This year, a non-ITC project of the same output and capacity has an LCOS of between US$210 and US$292/MWh. A 100MW/400MWh project that avails of the ITC still has a lower LCOS, but it now ranges between US$148/MWh and US$209/MWh.

As detailed in this Energy-Storage.news webinar from a few days ago, sponsored by Intertek CEA, FEOC restrictions introduced with last year’s budget bill, HR 1, or the so-called ‘One, Big, Beautiful Bill Act’ (‘OBBBA’), limit the material assistance cost ratio (MACR) projects can receive from FEOC sources.

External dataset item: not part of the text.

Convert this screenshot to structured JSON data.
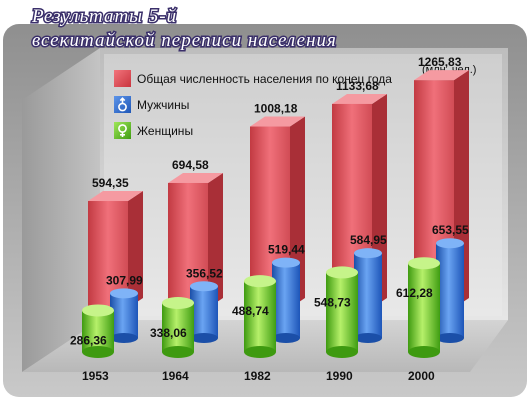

While that means there is no blanket ban on Chinese materials, equipment, or investment as such, the MACR threshold is such that battery cells, which comprise around half of a BESS project’s Capex, cannot come from Chinese sources, or the project will be ineligible for the ITC.

In last year’s edition, Lazard had found “notable declines” in the LCOS of utility-scale and commercial and industrial (C&I) BESS, driven by factors including the slowdown in US electric vehicle (EV) demand growth—which led to increased cell supply for stationary BESS applications—and technological advances in energy density and cell capacity increases. LCOS declines in 2025 had been enough to offset rises between 2021 and 2024, which occurred as the global COVID-19 pandemic rocked supply chains.